15 Mencari Alasan

"Kapan ayah saya akan sadar, Dok?" tanya Raline yang masih bicara dengan dokter di depan ruang operasi.

  "Saya tidak tau, Nona, karena pasien seperti ayah Anda, biasanya cukup lama masa pemulihannya, apalagi ayah Anda masih dalam keadaan koma," jawab dokter.

  "Tapi, Dok, apa ayah saya akan baik-baik saja?" tanya Raline lagi.

"Jika keadaannya tetap stabil, saya rasa beliau akan baik-baik saja, mungkin akan segera sadar," jawab dokter.

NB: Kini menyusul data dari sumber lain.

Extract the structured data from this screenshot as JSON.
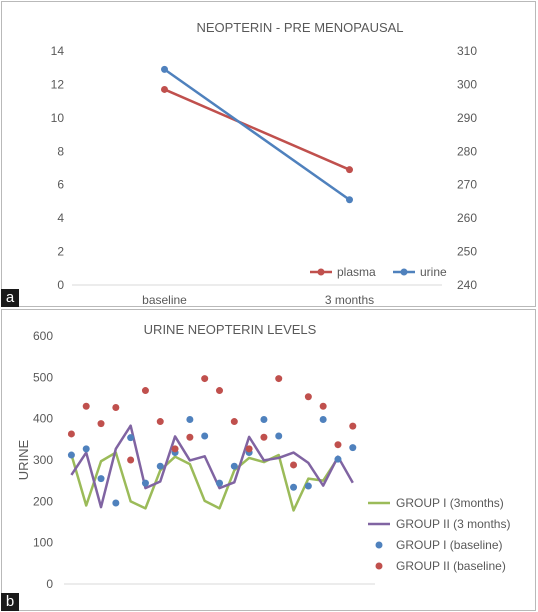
{
  "panels": {
    "a": {
      "label": "a"
    },
    "b": {
      "label": "b"
    }
  },
  "chart_data": [
    {
      "type": "line",
      "title": "NEOPTERIN  - PRE MENOPAUSAL",
      "categories": [
        "baseline",
        "3 months"
      ],
      "y_left": {
        "ticks": [
          0,
          2,
          4,
          6,
          8,
          10,
          12,
          14
        ],
        "ylim": [
          0,
          14
        ]
      },
      "y_right": {
        "ticks": [
          240,
          250,
          260,
          270,
          280,
          290,
          300,
          310
        ],
        "ylim": [
          240,
          310
        ]
      },
      "series": [
        {
          "name": "plasma",
          "axis": "left",
          "values": [
            11.7,
            6.9
          ],
          "color": "#c0504d"
        },
        {
          "name": "urine",
          "axis": "right",
          "values": [
            304.5,
            265.5
          ],
          "color": "#4f81bd"
        }
      ],
      "legend_position": "bottom-right",
      "grid": false
    },
    {
      "type": "line",
      "title": "URINE NEOPTERIN LEVELS",
      "ylabel": "URINE",
      "y_axis": {
        "ticks": [
          0,
          100,
          200,
          300,
          400,
          500,
          600
        ],
        "ylim": [
          0,
          600
        ]
      },
      "x_count": 21,
      "series": [
        {
          "name": "GROUP I (3months)",
          "style": "line",
          "color": "#9bbb59",
          "values": [
            313,
            190,
            297,
            318,
            200,
            183,
            275,
            308,
            290,
            201,
            183,
            275,
            305,
            295,
            312,
            178,
            255,
            250,
            305
          ]
        },
        {
          "name": "GROUP II (3 months)",
          "style": "line",
          "color": "#8064a2",
          "values": [
            264,
            318,
            186,
            327,
            383,
            232,
            248,
            357,
            299,
            309,
            232,
            246,
            356,
            299,
            305,
            318,
            293,
            238,
            308,
            245
          ]
        },
        {
          "name": "GROUP I (baseline)",
          "style": "points",
          "color": "#4f81bd",
          "values": [
            312,
            327,
            255,
            196,
            354,
            244,
            285,
            318,
            398,
            358,
            244,
            285,
            318,
            398,
            358,
            234,
            237,
            398,
            302,
            330
          ]
        },
        {
          "name": "GROUP II (baseline)",
          "style": "points",
          "color": "#c0504d",
          "values": [
            363,
            430,
            388,
            427,
            300,
            468,
            393,
            327,
            355,
            497,
            468,
            393,
            327,
            355,
            497,
            288,
            453,
            430,
            337,
            382
          ]
        }
      ],
      "legend_position": "right",
      "grid": false
    }
  ]
}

"Apa tidak ada penanganan lain yang bisa dilakukan lagi, Dok?" tanya Raline.

"Untuk sementara, hanya itu yang bisa kami lakukan," jawab dokter.

"Baik, terima kasih Dokter," ucap Raline.

"Sama-sama, Nona, saya permisi," ucap dokter lalu pergi.

"Kamu beneran mau balik lagi ke tempat itu?" tanya Bian.

  "Iya, aku gak bisa ingkar janji sama ibu, kamu jangan khawatir aku pasti bisa kabur lagi kayak kemarin," jawab Raline dengan lirih.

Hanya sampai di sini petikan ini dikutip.